Women, who possessed the PALB2 gene mutations, were found at 35 percent increased risk of being diagnosed with breast cancer by age 70. BRCA1 or BRCA2 are the other two genes linked to breast cancer.
PALB2, also called partner and localizer of BRCA2, is the gene that is responsible for creating a protein called partner and localizer of BRCA2, according to the Genetics Home Reference. This protein along with the BRCA2 protein helps repair DNA and protects cells against genetic damage, thus are known as tumour suppressors.
For the study, researchers looked at 362 women with PALB2 gene mutation. The participants belonged to 154 families without BRCA1 or BRCA2 mutations. Though the study could find a direct link between PALB2 mutation and the deadly disease, the risk entirely depended up on family history and prevalence of breast cancer in the family. However, researchers said that the mutations occur very rarely.
It was in 2007, that the role of PALB2 mutations in breast cancer came to light. Research showed that time of birth determined risk of breast cancer in these women - women who were born earlier have relatively lower risk of developing breast cancer than recently born women. Delayed motherhood may be one of the factors that lead to this occurrence, according to the study background.
"Since the BRCA1 and BRCA2 mutations were discovered in the mid-90s, no other genes of similar importance have been found and the consensus in the scientific community if more exist we would have found them by now," Dr Marc Tischkowitz, from the University of Cambridge, who led the study, said in a news release. "PALB2 is a potential candidate to be 'BRCA3'. As mutations in this gene are uncommon, obtaining accurate risk figures is only possible through large international collaborations like this."
Detecting the PALB2 mutation and treating it is not difficult as researchers have already developed a clinical test for early diagnosis and have found drugs belonging to the class PARP inhibitors highly promising.

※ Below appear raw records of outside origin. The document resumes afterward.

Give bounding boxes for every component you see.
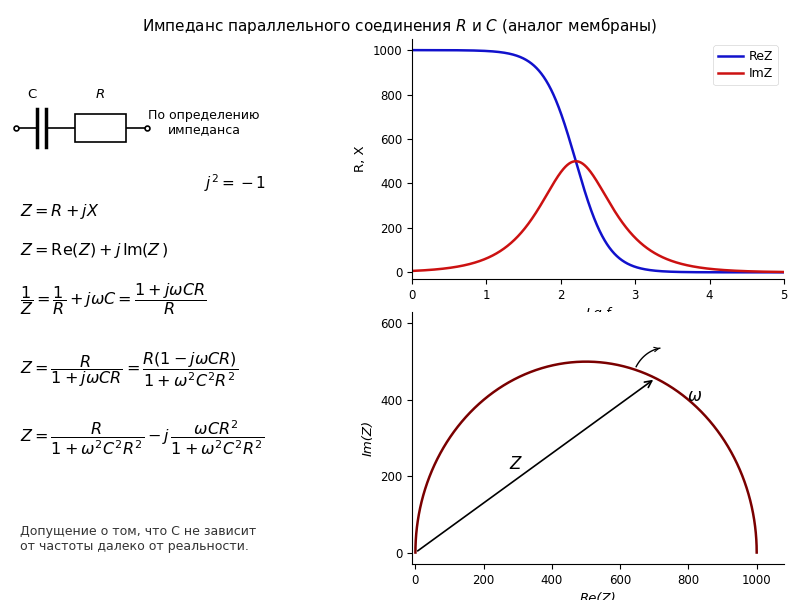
Text: $Z = \mathrm{Re}(Z) + j\,\mathrm{Im}(Z\,)$: $Z = \mathrm{Re}(Z) + j\,\mathrm{Im}(Z\,… (20, 241, 168, 260)
Bar (74, 113, 126, 142)
Text: По определению
импеданса: По определению импеданса (148, 109, 260, 137)
Text: $Z$: $Z$ (510, 455, 523, 473)
Text: $Z = R + jX$: $Z = R + jX$ (20, 202, 99, 221)
X-axis label: Re(Z): Re(Z) (580, 592, 616, 600)
Text: $\dfrac{1}{Z} = \dfrac{1}{R} + j\omega C = \dfrac{1 + j\omega CR}{R}$: $\dfrac{1}{Z} = \dfrac{1}{R} + j\omega C… (20, 281, 206, 317)
Line: ImZ: ImZ (412, 161, 784, 272)
Text: $j^2 = -1$: $j^2 = -1$ (204, 172, 266, 194)
ReZ (779, 269, 789, 276)
Text: $\omega$: $\omega$ (687, 387, 702, 405)
X-axis label: Lg f: Lg f (586, 307, 610, 320)
Text: $Z = \dfrac{R}{1 + \omega^2 C^2 R^2} - j\,\dfrac{\omega C R^2}{1 + \omega^2 C^2 : $Z = \dfrac{R}{1 + \omega^2 C^2 R^2} - j… (20, 419, 264, 457)
Text: $Z = \dfrac{R}{1 + j\omega CR} = \dfrac{R(1 - j\omega CR)}{1 + \omega^2 C^2 R^2}: $Z = \dfrac{R}{1 + j\omega CR} = \dfrac{… (20, 350, 238, 389)
ImZ (407, 268, 417, 275)
Text: C: C (27, 88, 36, 101)
ReZ (769, 269, 778, 276)
Line: ReZ: ReZ (412, 50, 784, 272)
ReZ (588, 211, 598, 218)
Y-axis label: Im(Z): Im(Z) (362, 420, 374, 456)
ReZ (768, 269, 778, 276)
Legend: ReZ, ImZ: ReZ, ImZ (714, 45, 778, 85)
Text: Импеданс параллельного соединения $R$ и $C$ (аналог мембраны): Импеданс параллельного соединения $R$ и … (142, 15, 658, 36)
ImZ (426, 266, 436, 274)
ReZ (407, 47, 417, 54)
ImZ (769, 268, 778, 275)
ImZ (769, 268, 778, 275)
Text: Допущение о том, что С не зависит
от частоты далеко от реальности.: Допущение о том, что С не зависит от час… (20, 525, 256, 553)
Y-axis label: R, X: R, X (354, 146, 367, 172)
ImZ (578, 160, 588, 167)
ImZ (588, 172, 598, 179)
ImZ (571, 158, 581, 165)
ImZ (779, 268, 789, 275)
ReZ (578, 182, 588, 189)
Text: R: R (95, 88, 105, 101)
ReZ (700, 269, 710, 276)
ImZ (700, 265, 710, 272)
ReZ (426, 47, 436, 54)
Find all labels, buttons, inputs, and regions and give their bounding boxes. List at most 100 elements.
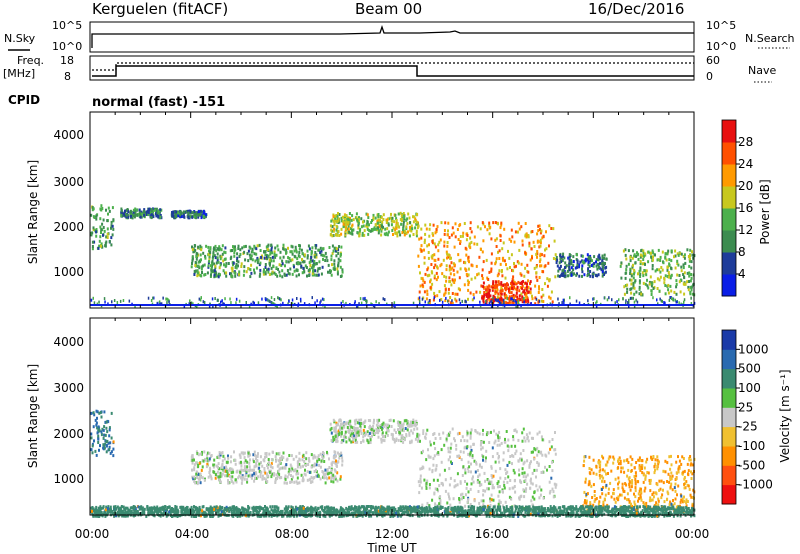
power-cell <box>100 204 103 208</box>
velocity-cell <box>651 498 654 502</box>
velocity-cell <box>193 458 195 462</box>
velocity-cell <box>544 453 547 457</box>
power-cell <box>448 264 451 268</box>
power-cell <box>526 282 528 286</box>
power-cell <box>675 292 678 296</box>
power-cell <box>331 244 334 248</box>
power-cell <box>320 253 323 257</box>
power-cell <box>197 210 200 214</box>
power-cell <box>382 225 384 229</box>
power-cell <box>340 216 343 220</box>
power-cell <box>673 290 676 294</box>
power-cell <box>313 260 316 263</box>
power-cell <box>637 257 640 261</box>
velocity-cell <box>363 420 366 424</box>
power-cell <box>298 247 301 251</box>
power-cell <box>312 265 315 269</box>
velocity-cell <box>107 441 110 445</box>
velocity-cell <box>99 411 102 414</box>
power-cell <box>156 211 159 215</box>
velocity-cell <box>642 480 645 484</box>
velocity-cell <box>630 463 633 467</box>
power-cell <box>107 206 110 210</box>
power-cell <box>311 296 313 300</box>
power-cell <box>453 281 456 284</box>
power-cell <box>519 281 522 285</box>
velocity-cell <box>688 458 691 462</box>
power-cell <box>159 208 162 212</box>
power-cell <box>682 263 685 267</box>
velocity-cell <box>290 480 293 484</box>
power-cell <box>485 300 487 304</box>
velocity-cell <box>635 461 638 464</box>
velocity-cell <box>633 475 636 478</box>
power-cell <box>614 301 616 305</box>
velocity-cell <box>528 464 531 468</box>
velocity-cell <box>387 426 389 430</box>
velocity-cell <box>90 411 93 415</box>
velocity-cell <box>265 478 268 482</box>
velocity-cell <box>667 472 670 476</box>
velocity-cell <box>246 480 249 484</box>
power-cell <box>200 258 202 262</box>
velocity-cell <box>669 476 672 480</box>
power-cell <box>687 285 690 289</box>
power-cell <box>650 251 652 255</box>
power-cell <box>625 257 628 261</box>
power-cell <box>353 302 356 306</box>
power-cell <box>233 254 236 258</box>
velocity-cell <box>595 464 598 468</box>
power-cell <box>220 300 222 304</box>
velocity-cell <box>447 446 450 450</box>
power-cell <box>629 255 632 259</box>
velocity-cell <box>589 503 592 507</box>
power-cell <box>620 276 623 280</box>
velocity-cell <box>523 460 526 464</box>
power-cell <box>241 246 244 250</box>
velocity-cell <box>287 470 290 474</box>
power-cell <box>632 285 635 288</box>
velocity-cell <box>243 477 246 481</box>
power-cell <box>250 254 253 258</box>
power-cell <box>303 260 306 264</box>
power-cell <box>274 246 277 250</box>
power-cell <box>259 249 262 252</box>
power-cell <box>563 301 565 305</box>
velocity-cell <box>668 455 671 459</box>
velocity-cell <box>602 503 605 507</box>
power-cell <box>191 215 194 219</box>
velocity-cell <box>356 431 359 435</box>
power-cell <box>314 301 316 305</box>
velocity-cell <box>633 466 636 470</box>
power-cell <box>510 253 513 257</box>
velocity-cell <box>652 495 655 499</box>
power-cell <box>518 294 521 298</box>
velocity-cell <box>603 469 606 473</box>
power-cell <box>689 285 692 289</box>
power-cell <box>329 224 332 228</box>
power-cell <box>689 248 692 252</box>
velocity-cell <box>461 492 464 496</box>
velocity-cell <box>234 458 237 462</box>
velocity-cell <box>363 425 366 429</box>
velocity-cell <box>380 437 383 441</box>
power-cell <box>335 224 338 228</box>
power-cell <box>581 260 584 264</box>
power-cell <box>504 286 506 290</box>
power-cell <box>605 257 608 261</box>
velocity-cell <box>418 484 421 488</box>
velocity-cell <box>239 470 242 474</box>
power-cell <box>92 228 95 231</box>
velocity-cell <box>533 490 536 494</box>
power-cell <box>95 214 98 218</box>
power-cell <box>331 225 334 229</box>
power-cell <box>531 297 534 301</box>
velocity-cell <box>248 465 251 469</box>
velocity-cell <box>351 429 354 433</box>
power-cell <box>631 256 634 260</box>
velocity-cell <box>501 488 504 492</box>
velocity-cell <box>109 441 112 445</box>
velocity-cell <box>359 424 362 428</box>
power-cell <box>367 216 370 219</box>
power-cell <box>405 227 408 231</box>
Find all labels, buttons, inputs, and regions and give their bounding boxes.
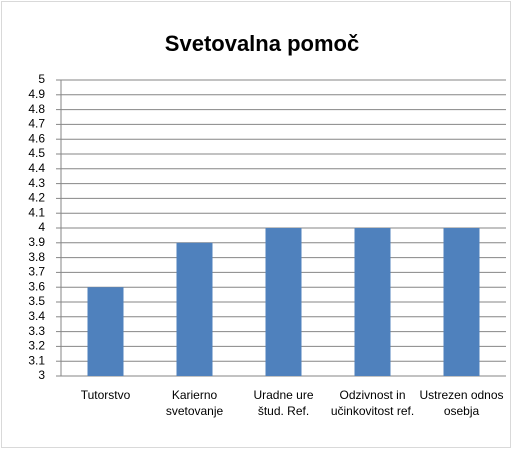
y-tick-label: 4.9 [28,87,45,101]
y-tick-label: 4.6 [28,131,45,145]
y-tick-label: 4.2 [28,191,45,205]
y-tick-label: 4 [38,220,45,234]
y-tick-label: 3.1 [28,353,45,367]
bar [265,228,302,376]
y-tick-label: 3.8 [28,250,45,264]
bar [176,242,213,376]
x-tick-label: Uradne ure štud. Ref. [253,388,314,418]
y-tick-label: 3.5 [28,294,45,308]
y-tick-label: 4.3 [28,176,45,190]
x-tick-label: Karierno svetovanje [165,388,224,418]
y-tick-label: 4.1 [28,205,45,219]
x-tick-label: Tutorstvo [80,388,131,402]
y-tick-label: 4.8 [28,102,45,116]
y-tick-label: 4.4 [28,161,45,175]
y-tick-label: 3.6 [28,279,45,293]
y-tick-label: 3 [38,368,45,382]
chart-title: Svetovalna pomoč [165,31,359,56]
y-tick-label: 3.3 [28,324,45,338]
x-tick-label: Odzivnost in učinkovitost ref. [330,388,415,418]
y-tick-label: 5 [38,72,45,86]
x-tick-label: Ustrezen odnos osebja [419,388,504,418]
y-tick-label: 3.2 [28,339,45,353]
y-tick-label: 4.7 [28,117,45,131]
y-tick-label: 3.9 [28,235,45,249]
y-tick-label: 3.7 [28,265,45,279]
y-tick-label: 3.4 [28,309,45,323]
y-tick-label: 4.5 [28,146,45,160]
bar [354,228,391,376]
bar [87,287,124,376]
bar [443,228,480,376]
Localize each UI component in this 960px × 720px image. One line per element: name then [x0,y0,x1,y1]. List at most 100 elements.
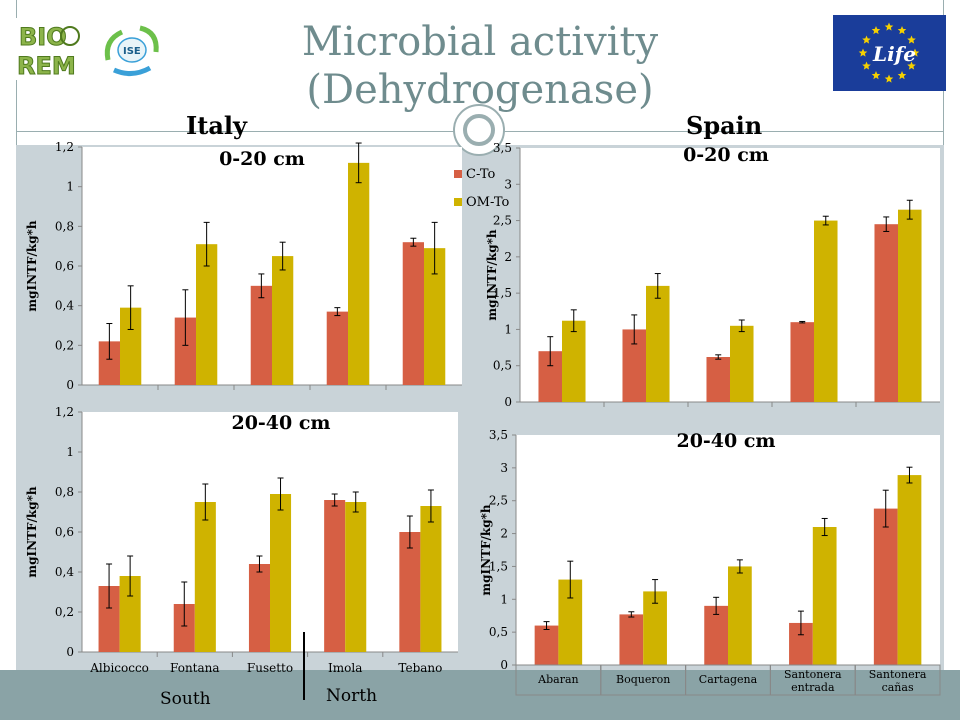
y-tick-label: 3,5 [493,141,512,155]
eu-star-icon [907,35,916,44]
y-tick-label: 3 [504,177,512,191]
legend-label: C-To [466,167,496,182]
bar-c-to [704,605,728,665]
legend-swatch [454,198,462,206]
y-tick-label: 0,8 [55,485,74,499]
category-label: Albicocco [89,661,149,675]
y-tick-label: 3 [500,461,508,475]
bar-c-to [874,224,898,402]
y-tick-label: 0,6 [55,525,74,539]
eu-star-icon [862,35,871,44]
y-tick-label: 0,4 [55,565,74,579]
chart-title: 0-20 cm [683,144,769,166]
ise-logo-text: ISE [123,46,141,57]
chart-spain-20-40: 0 0,5 1 1,5 2 2,5 3 3,5 mgINTF/kg*h 20-40 cm Abara… [480,428,941,696]
y-tick-label: 2,5 [489,494,508,508]
chart-title: 20-40 cm [676,430,775,452]
y-tick-label: 0,6 [55,259,74,273]
category-label: Fontana [170,661,219,675]
category-label: Boqueron [616,673,670,686]
bar-c-to [402,242,424,385]
eu-star-icon [871,26,881,35]
slide-title: Microbial activity (Dehydrogenase) [240,18,720,114]
y-tick-label: 1 [504,322,512,336]
bar-om-to [272,256,294,385]
bar-om-to [898,209,922,402]
y-axis-label: mgINTF/kg*h [485,229,499,320]
bar-c-to [326,311,348,385]
bar-c-to [538,351,562,402]
bar-c-to [790,322,814,402]
bar-om-to [345,502,367,652]
bar-om-to [119,576,141,652]
bar-om-to [728,566,752,665]
y-tick-label: 0,2 [55,338,74,352]
y-tick-label: 3,5 [489,428,508,442]
chart-italy-0-20: 0 0,2 0,4 0,6 0,8 1 1,2 mgINTF/kg*h 0-20 cm C-To O… [25,140,510,392]
bioremed-logo: BIO REM [15,18,87,81]
bar-c-to [174,317,196,385]
bioremed-logo-text-1: BIO [19,23,67,51]
bar-c-to [873,508,898,665]
category-label: Santonera [784,668,842,681]
y-tick-label: 1,5 [489,559,508,573]
category-label: Santonera [869,668,927,681]
y-tick-label: 0,5 [489,625,508,639]
ise-logo: ISE [100,20,164,78]
bar-c-to [250,285,272,385]
eu-star-icon [858,48,868,57]
bar-om-to [562,320,586,402]
bar-om-to [194,502,216,652]
chart-italy-20-40: 0 0,2 0,4 0,6 0,8 1 1,2 mgINTF/kg*h 20-40 cm Albi… [25,405,458,675]
eu-star-icon [897,26,907,35]
chart-title: 20-40 cm [231,412,330,434]
bar-om-to [558,579,583,665]
bioremed-logo-text-2: REM [17,52,76,80]
y-tick-label: 2 [504,250,512,264]
y-tick-label: 1 [66,180,74,194]
category-label: Abaran [537,673,578,686]
legend-swatch [454,170,462,178]
category-label: Imola [328,661,362,675]
eu-star-icon [897,71,907,80]
bar-c-to [622,329,646,402]
bar-om-to [270,494,292,652]
y-tick-label: 0 [66,645,74,659]
region-label-south: South [160,689,211,709]
eu-star-icon [907,61,916,70]
y-tick-label: 2,5 [493,214,512,228]
bar-om-to [196,244,218,385]
y-tick-label: 1,5 [493,286,512,300]
bar-c-to [248,564,270,652]
country-label-italy: Italy [186,111,247,140]
y-tick-label: 0 [504,395,512,409]
region-divider [303,632,305,700]
bar-c-to [173,604,195,652]
legend-label: OM-To [466,195,510,210]
bar-om-to [814,220,838,402]
chart-spain-0-20: 0 0,5 1 1,5 2 2,5 3 3,5 mgINTF/kg*h 0-20 cm [485,141,940,409]
y-tick-label: 1,2 [55,140,74,154]
bar-om-to [424,248,446,385]
bar-om-to [120,307,142,385]
y-tick-label: 0,4 [55,299,74,313]
category-label: Fusetto [247,661,293,675]
category-label: cañas [882,681,914,694]
frame-divider-right [504,131,944,132]
y-tick-label: 0,5 [493,359,512,373]
bar-c-to [98,586,120,652]
y-tick-label: 2 [500,527,508,541]
bar-c-to [706,357,730,402]
y-tick-label: 1 [500,592,508,606]
category-label: Cartagena [699,673,758,686]
bar-om-to [348,162,370,385]
bar-c-to [534,625,559,665]
y-tick-label: 0,2 [55,605,74,619]
country-label-spain: Spain [686,111,763,140]
bar-c-to [619,614,644,665]
eu-star-icon [871,71,881,80]
eu-star-icon [910,48,920,57]
category-label: Tebano [398,661,442,675]
bar-om-to [730,325,754,402]
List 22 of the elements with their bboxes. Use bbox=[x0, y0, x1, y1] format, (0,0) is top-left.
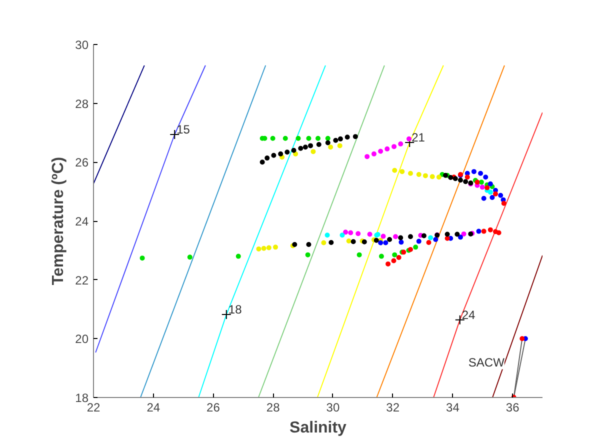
y-tick-label: 20 bbox=[75, 332, 89, 346]
y-tick-label: 18 bbox=[75, 391, 89, 405]
x-tick-label: 26 bbox=[206, 400, 220, 414]
y-tick-label: 26 bbox=[75, 156, 89, 170]
y-tick-label: 22 bbox=[75, 273, 89, 288]
x-tick-label: 34 bbox=[446, 400, 460, 414]
annotation: 24 bbox=[462, 308, 476, 322]
y-tick-label: 24 bbox=[75, 214, 89, 228]
annotation: 18 bbox=[228, 302, 242, 317]
y-axis-title: Temperature (ºC) bbox=[50, 156, 68, 286]
y-tick-label: 28 bbox=[75, 96, 89, 111]
x-axis-title: Salinity bbox=[290, 420, 347, 436]
x-tick-label: 36 bbox=[506, 400, 520, 414]
x-tick-label: 28 bbox=[266, 400, 280, 414]
annotation: SACW bbox=[468, 355, 506, 370]
annotation: 21 bbox=[412, 130, 426, 144]
x-tick-label: 24 bbox=[146, 400, 160, 414]
x-tick-label: 32 bbox=[386, 400, 400, 414]
x-tick-label: 30 bbox=[326, 400, 340, 414]
annotation: 15 bbox=[176, 122, 190, 137]
y-tick-label: 30 bbox=[75, 38, 89, 52]
x-tick-label: 22 bbox=[86, 400, 100, 414]
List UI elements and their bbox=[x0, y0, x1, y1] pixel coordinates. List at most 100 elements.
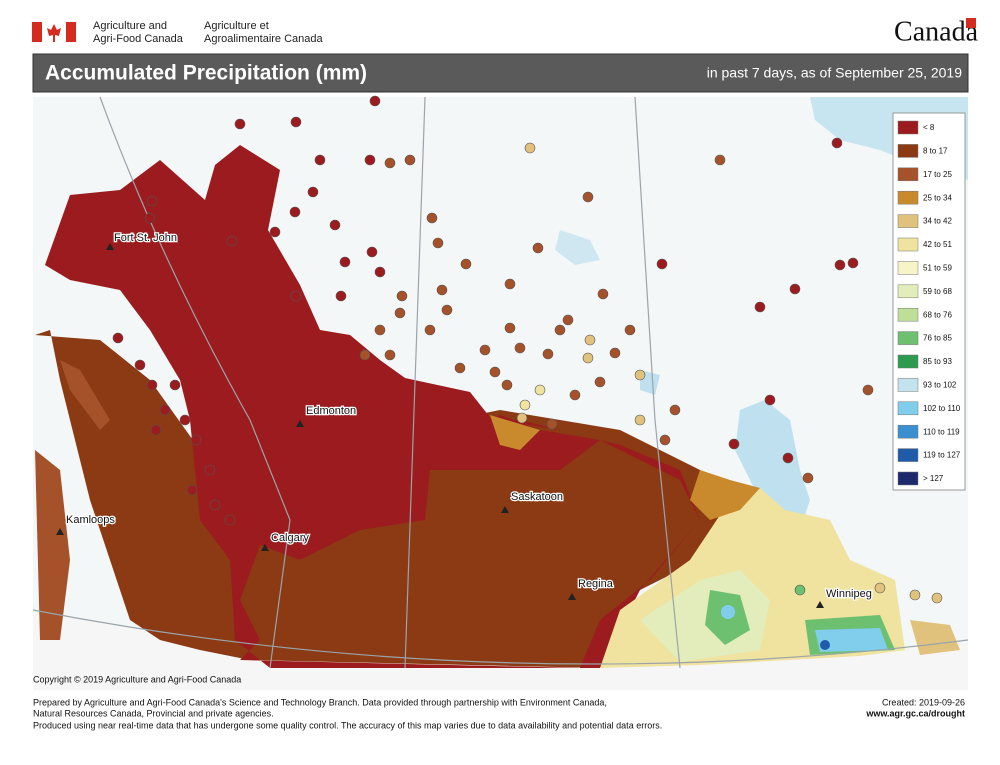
city-label: Fort St. John bbox=[114, 232, 177, 244]
created-date: Created: 2019-09-26 bbox=[882, 697, 965, 707]
station-dot bbox=[424, 324, 436, 336]
footer-note: Produced using near real-time data that … bbox=[33, 720, 662, 730]
legend-label: 17 to 25 bbox=[923, 170, 952, 179]
station-dot bbox=[789, 283, 801, 295]
city-label: Winnipeg bbox=[826, 588, 872, 600]
station-dot bbox=[542, 348, 554, 360]
station-dot bbox=[754, 301, 766, 313]
station-dot bbox=[314, 154, 326, 166]
station-dot bbox=[289, 206, 301, 218]
footer-note: Natural Resources Canada, Provincial and… bbox=[33, 708, 274, 718]
station-dot bbox=[290, 290, 302, 302]
city-marker bbox=[106, 243, 114, 250]
legend-swatch bbox=[897, 167, 919, 182]
legend-label: 110 to 119 bbox=[923, 427, 960, 436]
legend-swatch bbox=[897, 284, 919, 299]
subtitle: in past 7 days, as of September 25, 2019 bbox=[707, 65, 962, 81]
legend-label: 76 to 85 bbox=[923, 334, 952, 343]
city-label: Edmonton bbox=[306, 405, 356, 417]
station-dot bbox=[441, 304, 453, 316]
legend-swatch bbox=[897, 237, 919, 252]
station-dot bbox=[369, 95, 381, 107]
legend-label: 119 to 127 bbox=[923, 451, 961, 460]
station-dot bbox=[594, 376, 606, 388]
legend: < 8 8 to 17 17 to 25 25 to 34 34 to 42 42 to … bbox=[897, 120, 961, 486]
copyright: Copyright © 2019 Agriculture and Agri-Fo… bbox=[33, 674, 241, 684]
title-bar bbox=[32, 53, 969, 93]
station-dot bbox=[501, 379, 513, 391]
station-dot bbox=[514, 342, 526, 354]
wordmark-flag bbox=[966, 18, 976, 28]
station-dot bbox=[802, 472, 814, 484]
map bbox=[32, 96, 969, 690]
station-dot bbox=[584, 334, 596, 346]
station-dot bbox=[516, 412, 528, 424]
station-dot bbox=[931, 592, 943, 604]
station-dot bbox=[404, 154, 416, 166]
station-dot bbox=[504, 278, 516, 290]
station-dot bbox=[374, 266, 386, 278]
legend-swatch bbox=[897, 214, 919, 228]
station-dot bbox=[396, 290, 408, 302]
wordmark: Canada bbox=[894, 16, 979, 47]
city-label: Kamloops bbox=[66, 514, 115, 526]
legend-swatch bbox=[897, 120, 919, 135]
legend-label: 25 to 34 bbox=[923, 193, 952, 202]
legend-label: > 127 bbox=[923, 474, 944, 483]
station-dot bbox=[384, 349, 396, 361]
station-dot bbox=[504, 322, 516, 334]
station-dot bbox=[179, 414, 191, 426]
department-fr-line: Agriculture et bbox=[204, 20, 269, 32]
city-marker bbox=[568, 593, 576, 600]
station-dots bbox=[112, 95, 943, 604]
station-dot bbox=[146, 379, 158, 391]
flag bbox=[32, 22, 76, 42]
station-dot bbox=[582, 191, 594, 203]
city-label: Saskatoon bbox=[511, 491, 563, 503]
station-dot bbox=[634, 369, 646, 381]
legend-swatch bbox=[897, 378, 919, 392]
station-dot bbox=[366, 246, 378, 258]
station-dot bbox=[874, 582, 886, 594]
station-dot bbox=[335, 290, 347, 302]
station-dot bbox=[204, 464, 216, 476]
station-dot bbox=[634, 414, 646, 426]
station-dot bbox=[562, 314, 574, 326]
city-marker bbox=[501, 506, 509, 513]
station-dot bbox=[569, 389, 581, 401]
station-dot bbox=[112, 332, 124, 344]
legend-swatch bbox=[897, 448, 919, 462]
legend-label: 34 to 42 bbox=[923, 217, 952, 226]
legend-label: 93 to 102 bbox=[923, 381, 957, 390]
station-dot bbox=[656, 258, 668, 270]
station-dot bbox=[384, 157, 396, 169]
station-dot bbox=[764, 394, 776, 406]
station-dot bbox=[169, 379, 181, 391]
station-dot bbox=[489, 366, 501, 378]
legend-swatch bbox=[897, 190, 919, 205]
legend-label: 8 to 17 bbox=[923, 147, 948, 156]
legend-swatch bbox=[897, 354, 919, 369]
station-dot bbox=[159, 404, 171, 416]
station-dot bbox=[146, 195, 158, 207]
legend-swatch bbox=[897, 261, 919, 275]
station-dot bbox=[669, 404, 681, 416]
station-dot bbox=[394, 307, 406, 319]
station-dot bbox=[209, 499, 221, 511]
city-marker bbox=[296, 420, 304, 427]
station-dot bbox=[624, 324, 636, 336]
legend-swatch bbox=[897, 471, 919, 486]
station-dot bbox=[339, 256, 351, 268]
station-dot bbox=[134, 359, 146, 371]
city-marker bbox=[816, 601, 824, 608]
station-dot bbox=[909, 589, 921, 601]
department-en-line: Agri-Food Canada bbox=[93, 33, 184, 45]
city-label: Calgary bbox=[271, 532, 309, 544]
legend-label: 68 to 76 bbox=[923, 310, 952, 319]
legend-swatch bbox=[897, 144, 919, 158]
station-dot bbox=[794, 584, 806, 596]
station-dot bbox=[659, 434, 671, 446]
station-dot bbox=[224, 514, 236, 526]
station-dot bbox=[609, 347, 621, 359]
station-dot bbox=[524, 142, 536, 154]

"Knowing the key genes that significantly increase cancer risk and having precise cancer risk estimates ultimately could help assess the breast cancer risk for each woman and allow better targeting or surveillance," Dr Antonis Antoniou from the Centre for Cancer Genetic Epidemiology at the University of Cambridge, said.
Findings of the study have been reported in the New England Journal of Medicine.
Apart from breast cancer, mutation in PALB2 is also responsible for fanconi anemia type N (FA-N), a rare blood disorder that causes bone marrow failure.